The neuropeptide, pituitary adenylate cyclase-activating polypeptide (PACAP) is vasoactive and cytoprotective and exerts immunoregulatory functions throughout the nervous, neuroendocrine cardiovascular and immune systems in health and disease. PACAP mainly acts through PAC1 receptor signaling in neuronal communication, but the role of PAC1 in immune regulation of atherosclerosis is not known. Here, we generated PAC1^−/−/ApoE^−/− mice to test, whether PAC1^−/− influences plasma cholesterol-/triglyceride levels and/or atherogenesis in the brachiocephalic trunk (BT) seen in ApoE^−/− mice, under standard chow (SC) or cholesterol-enriched diet (CED). Furthermore, the effect of PAC1^−/−, on inflammatory, autophagy-, apoptosis- and necroptosis-relevant proteins in atherosclerotic plaques was determined. In plaques of PAC1^−/−/ApoE^−/− mice fed a SC, the immunoreactivity for apoptotic, autophagic, necroptotic and proinflammatory proteins was increased, however, proliferation was unaffected. Interestingly, without affecting hyperlipidemia, PAC1^−/− in ApoE^−/− mice remarkably reduced CED-induced lumen stenosis seen in ApoE^−/− mice. Thus, PAC1^−/− allows unchecked inflammation, necroptosis and decreased proliferation during SC, apparently priming the BT to develop reduced atheroma under subsequent CED. Remarkably, no differences in inflammation/necroptosis signatures in the atheroma under CED between PAC1^−/−/ApoE^−/− and ApoE^−/− mice were observed. These data indicate that selective PAC1 antagonists should offer potential as a novel class of atheroprotective therapeutics, especially during hypercholesterolemia.

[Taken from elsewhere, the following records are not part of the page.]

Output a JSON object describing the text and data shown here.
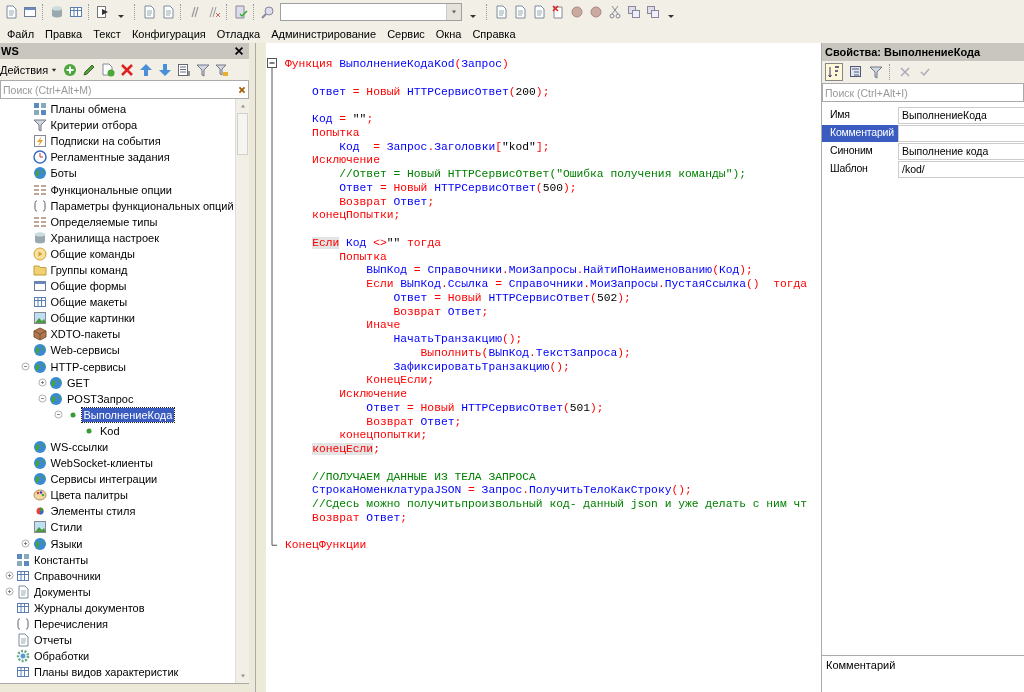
{
  "menu": [
    "Файл",
    "Правка",
    "Текст",
    "Конфигурация",
    "Отладка",
    "Администрирование",
    "Сервис",
    "Окна",
    "Справка"
  ],
  "config_panel": {
    "title": "WS",
    "actions_label": "Действия",
    "search": {
      "placeholder": "Поиск (Ctrl+Alt+M)"
    },
    "tree": [
      {
        "expanded": true,
        "children": [
          {
            "label": "Планы обмена"
          },
          {
            "label": "Критерии отбора"
          },
          {
            "label": "Подписки на события"
          },
          {
            "label": "Регламентные задания"
          },
          {
            "label": "Боты"
          },
          {
            "label": "Функциональные опции"
          },
          {
            "label": "Параметры функциональных опций"
          },
          {
            "label": "Определяемые типы"
          },
          {
            "label": "Хранилища настроек"
          },
          {
            "label": "Общие команды"
          },
          {
            "label": "Группы команд"
          },
          {
            "label": "Общие формы"
          },
          {
            "label": "Общие макеты"
          },
          {
            "label": "Общие картинки"
          },
          {
            "label": "XDTO-пакеты"
          },
          {
            "label": "Web-сервисы"
          },
          {
            "label": "HTTP-сервисы",
            "expanded": true,
            "children": [
              {
                "label": "GET",
                "expanded": false
              },
              {
                "label": "POSTЗапрос",
                "expanded": true,
                "children": [
                  {
                    "label": "ВыполнениеКода",
                    "expanded": true,
                    "selected": true,
                    "children": [
                      {
                        "label": "Kod",
                        "selected": false
                      }
                    ]
                  }
                ]
              }
            ]
          },
          {
            "label": "WS-ссылки"
          },
          {
            "label": "WebSocket-клиенты"
          },
          {
            "label": "Сервисы интеграции"
          },
          {
            "label": "Цвета палитры"
          },
          {
            "label": "Элементы стиля"
          },
          {
            "label": "Стили"
          },
          {
            "label": "Языки",
            "expanded": false
          }
        ]
      },
      {
        "label": "Константы"
      },
      {
        "label": "Справочники",
        "expanded": false
      },
      {
        "label": "Документы",
        "expanded": false
      },
      {
        "label": "Журналы документов"
      },
      {
        "label": "Перечисления"
      },
      {
        "label": "Отчеты"
      },
      {
        "label": "Обработки"
      },
      {
        "label": "Планы видов характеристик"
      }
    ]
  },
  "code": [
    {
      "kind": "code",
      "tokens": [
        {
          "kind": "kw",
          "text": "Функция "
        },
        {
          "kind": "id",
          "text": "ВыполнениеКодаKod"
        },
        {
          "kind": "kw",
          "text": "("
        },
        {
          "kind": "id",
          "text": "Запрос"
        },
        {
          "kind": "kw",
          "text": ")"
        }
      ]
    },
    {
      "kind": "blank"
    },
    {
      "kind": "code",
      "tokens": [
        {
          "kind": "id",
          "text": "    Ответ"
        },
        {
          "kind": "kw",
          "text": " = Новый "
        },
        {
          "kind": "id",
          "text": "HTTPСервисОтвет"
        },
        {
          "kind": "kw",
          "text": "("
        },
        {
          "kind": "lit",
          "text": "200"
        },
        {
          "kind": "kw",
          "text": ");"
        }
      ]
    },
    {
      "kind": "blank"
    },
    {
      "kind": "code",
      "tokens": [
        {
          "kind": "id",
          "text": "    Код"
        },
        {
          "kind": "kw",
          "text": " = "
        },
        {
          "kind": "lit",
          "text": "\"\""
        },
        {
          "kind": "kw",
          "text": ";"
        }
      ]
    },
    {
      "kind": "code",
      "tokens": [
        {
          "kind": "kw",
          "text": "    Попытка"
        }
      ]
    },
    {
      "kind": "code",
      "tokens": [
        {
          "kind": "id",
          "text": "        Код"
        },
        {
          "kind": "kw",
          "text": "  = "
        },
        {
          "kind": "id",
          "text": "Запрос"
        },
        {
          "kind": "kw",
          "text": "."
        },
        {
          "kind": "id",
          "text": "Заголовки"
        },
        {
          "kind": "kw",
          "text": "["
        },
        {
          "kind": "lit",
          "text": "\"kod\""
        },
        {
          "kind": "kw",
          "text": "];"
        }
      ]
    },
    {
      "kind": "code",
      "tokens": [
        {
          "kind": "kw",
          "text": "    Исключение"
        }
      ]
    },
    {
      "kind": "code",
      "tokens": [
        {
          "kind": "com",
          "text": "        //Ответ = Новый HTTPСервисОтвет(\"Ошибка получения команды\");"
        }
      ]
    },
    {
      "kind": "code",
      "tokens": [
        {
          "kind": "id",
          "text": "        Ответ"
        },
        {
          "kind": "kw",
          "text": " = Новый "
        },
        {
          "kind": "id",
          "text": "HTTPСервисОтвет"
        },
        {
          "kind": "kw",
          "text": "("
        },
        {
          "kind": "lit",
          "text": "500"
        },
        {
          "kind": "kw",
          "text": ");"
        }
      ]
    },
    {
      "kind": "code",
      "tokens": [
        {
          "kind": "kw",
          "text": "        Возврат "
        },
        {
          "kind": "id",
          "text": "Ответ"
        },
        {
          "kind": "kw",
          "text": ";"
        }
      ]
    },
    {
      "kind": "code",
      "tokens": [
        {
          "kind": "kw",
          "text": "    конецПопытки;"
        }
      ]
    },
    {
      "kind": "blank"
    },
    {
      "kind": "code",
      "tokens": [
        {
          "kind": "kw",
          "text": "    Если",
          "highlight": true
        },
        {
          "kind": "id",
          "text": " Код "
        },
        {
          "kind": "kw",
          "text": "<>"
        },
        {
          "kind": "lit",
          "text": "\"\""
        },
        {
          "kind": "kw",
          "text": " тогда"
        }
      ]
    },
    {
      "kind": "code",
      "tokens": [
        {
          "kind": "kw",
          "text": "        Попытка"
        }
      ]
    },
    {
      "kind": "code",
      "tokens": [
        {
          "kind": "id",
          "text": "            ВЫпКод"
        },
        {
          "kind": "kw",
          "text": " = "
        },
        {
          "kind": "id",
          "text": "Справочники"
        },
        {
          "kind": "kw",
          "text": "."
        },
        {
          "kind": "id",
          "text": "МоиЗапросы"
        },
        {
          "kind": "kw",
          "text": "."
        },
        {
          "kind": "id",
          "text": "НайтиПоНаименованию"
        },
        {
          "kind": "kw",
          "text": "("
        },
        {
          "kind": "id",
          "text": "Код"
        },
        {
          "kind": "kw",
          "text": ");"
        }
      ]
    },
    {
      "kind": "code",
      "tokens": [
        {
          "kind": "kw",
          "text": "            Если "
        },
        {
          "kind": "id",
          "text": "ВЫпКод"
        },
        {
          "kind": "kw",
          "text": "."
        },
        {
          "kind": "id",
          "text": "Ссылка"
        },
        {
          "kind": "kw",
          "text": " = "
        },
        {
          "kind": "id",
          "text": "Справочники"
        },
        {
          "kind": "kw",
          "text": "."
        },
        {
          "kind": "id",
          "text": "МоиЗапросы"
        },
        {
          "kind": "kw",
          "text": "."
        },
        {
          "kind": "id",
          "text": "ПустаяСсылка"
        },
        {
          "kind": "kw",
          "text": "()  тогда"
        }
      ]
    },
    {
      "kind": "code",
      "tokens": [
        {
          "kind": "id",
          "text": "                Ответ"
        },
        {
          "kind": "kw",
          "text": " = Новый "
        },
        {
          "kind": "id",
          "text": "HTTPСервисОтвет"
        },
        {
          "kind": "kw",
          "text": "("
        },
        {
          "kind": "lit",
          "text": "502"
        },
        {
          "kind": "kw",
          "text": ");"
        }
      ]
    },
    {
      "kind": "code",
      "tokens": [
        {
          "kind": "kw",
          "text": "                Возврат "
        },
        {
          "kind": "id",
          "text": "Ответ"
        },
        {
          "kind": "kw",
          "text": ";"
        }
      ]
    },
    {
      "kind": "code",
      "tokens": [
        {
          "kind": "kw",
          "text": "            Иначе"
        }
      ]
    },
    {
      "kind": "code",
      "tokens": [
        {
          "kind": "id",
          "text": "                НачатьТранзакцию"
        },
        {
          "kind": "kw",
          "text": "();"
        }
      ]
    },
    {
      "kind": "code",
      "tokens": [
        {
          "kind": "kw",
          "text": "                    Выполнить("
        },
        {
          "kind": "id",
          "text": "ВЫпКод"
        },
        {
          "kind": "kw",
          "text": "."
        },
        {
          "kind": "id",
          "text": "ТекстЗапроса"
        },
        {
          "kind": "kw",
          "text": ");"
        }
      ]
    },
    {
      "kind": "code",
      "tokens": [
        {
          "kind": "id",
          "text": "                ЗафиксироватьТранзакцию"
        },
        {
          "kind": "kw",
          "text": "();"
        }
      ]
    },
    {
      "kind": "code",
      "tokens": [
        {
          "kind": "kw",
          "text": "            КонецЕсли;"
        }
      ]
    },
    {
      "kind": "code",
      "tokens": [
        {
          "kind": "kw",
          "text": "        Исключение"
        }
      ]
    },
    {
      "kind": "code",
      "tokens": [
        {
          "kind": "id",
          "text": "            Ответ"
        },
        {
          "kind": "kw",
          "text": " = Новый "
        },
        {
          "kind": "id",
          "text": "HTTPСервисОтвет"
        },
        {
          "kind": "kw",
          "text": "("
        },
        {
          "kind": "lit",
          "text": "501"
        },
        {
          "kind": "kw",
          "text": ");"
        }
      ]
    },
    {
      "kind": "code",
      "tokens": [
        {
          "kind": "kw",
          "text": "            Возврат "
        },
        {
          "kind": "id",
          "text": "Ответ"
        },
        {
          "kind": "kw",
          "text": ";"
        }
      ]
    },
    {
      "kind": "code",
      "tokens": [
        {
          "kind": "kw",
          "text": "        конецпопытки;"
        }
      ]
    },
    {
      "kind": "code",
      "tokens": [
        {
          "kind": "kw",
          "text": "    конецЕсли",
          "highlight": true
        },
        {
          "kind": "kw",
          "text": ";"
        }
      ]
    },
    {
      "kind": "blank"
    },
    {
      "kind": "code",
      "tokens": [
        {
          "kind": "com",
          "text": "    //ПОЛУЧАЕМ ДАННЫЕ ИЗ ТЕЛА ЗАПРОСА"
        }
      ]
    },
    {
      "kind": "code",
      "tokens": [
        {
          "kind": "id",
          "text": "    СтрокаНоменклатураJSON"
        },
        {
          "kind": "kw",
          "text": " = "
        },
        {
          "kind": "id",
          "text": "Запрос"
        },
        {
          "kind": "kw",
          "text": "."
        },
        {
          "kind": "id",
          "text": "ПолучитьТелоКакСтроку"
        },
        {
          "kind": "kw",
          "text": "();"
        }
      ]
    },
    {
      "kind": "code",
      "tokens": [
        {
          "kind": "com",
          "text": "    //Сдесь можно получитьпроизвольный код- данный json и уже делать с ним чт"
        }
      ]
    },
    {
      "kind": "code",
      "tokens": [
        {
          "kind": "kw",
          "text": "    Возврат "
        },
        {
          "kind": "id",
          "text": "Ответ"
        },
        {
          "kind": "kw",
          "text": ";"
        }
      ]
    },
    {
      "kind": "blank"
    },
    {
      "kind": "code",
      "tokens": [
        {
          "kind": "kw",
          "text": "КонецФункции"
        }
      ]
    }
  ],
  "properties": {
    "title": "Свойства: ВыполнениеКода",
    "search": {
      "placeholder": "Поиск (Ctrl+Alt+I)"
    },
    "rows": [
      {
        "name": "Имя",
        "value": "ВыполнениеКода",
        "selected": false
      },
      {
        "name": "Комментарий",
        "selected": true
      },
      {
        "name": "Синоним",
        "value": "Выполнение кода",
        "selected": false
      },
      {
        "name": "Шаблон",
        "value": "/kod/",
        "selected": false
      }
    ],
    "comment_label": "Комментарий"
  }
}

神经肽、垂体腺苷酸环化酶激活多肽 (PACAP) 具有血管活性和细胞保护作用，并在健康和疾病的整个神经、神经内分泌心血管和免疫系统中发挥免疫调节功能。PACAP 主要通过神经元通讯中的 PAC1 受体信号传导发挥作用，但 PAC1 在动脉粥样硬化免疫调节中的作用尚不清楚。在这里，我们生成了 PAC1 ^-/- /ApoE ^-/-小鼠来测试 PAC1 ^{-/-是否影响血浆胆固醇/甘油三酯水平和/或 ApoE -/-}小鼠头臂干 (BT) 中的动脉粥样硬化，在标准条件下食物 (SC) 或富含胆固醇的饮食 (CED)。此外，PAC1 的作用^-/-, 测定了动脉粥样硬化斑块中与炎症、自噬、细胞凋亡和坏死相关的蛋白质。在喂食 SC 的 PAC1 ^-/- /ApoE ^-/-小鼠斑块中，凋亡、自噬、坏死和促炎蛋白的免疫反应性增加，但增殖不受影响。有趣的是，在不影响高脂血症的情况下， ApoE -/- 小鼠中的^{PAC1 -/-}显着减少了在 ApoE ^-/-小鼠中观察到的 CED 诱导的管腔狭窄。因此，PAC1 ^-/-允许在 SC 期间不受控制的炎症、坏死和增殖减少，显然引发 BT 在随后的 CED 下发展减少的动脉粥样硬化。^{值得注意的是，在 CED 下，PAC1 -/-} /ApoE ^-/-和 ApoE ^-/-小鼠之间的粥样斑块中没有观察到炎症/坏死性凋亡特征的差异。这些数据表明，选择性 PAC1 拮抗剂应该具有作为一类新的动脉粥样硬化保护疗法的潜力，尤其是在高胆固醇血症期间。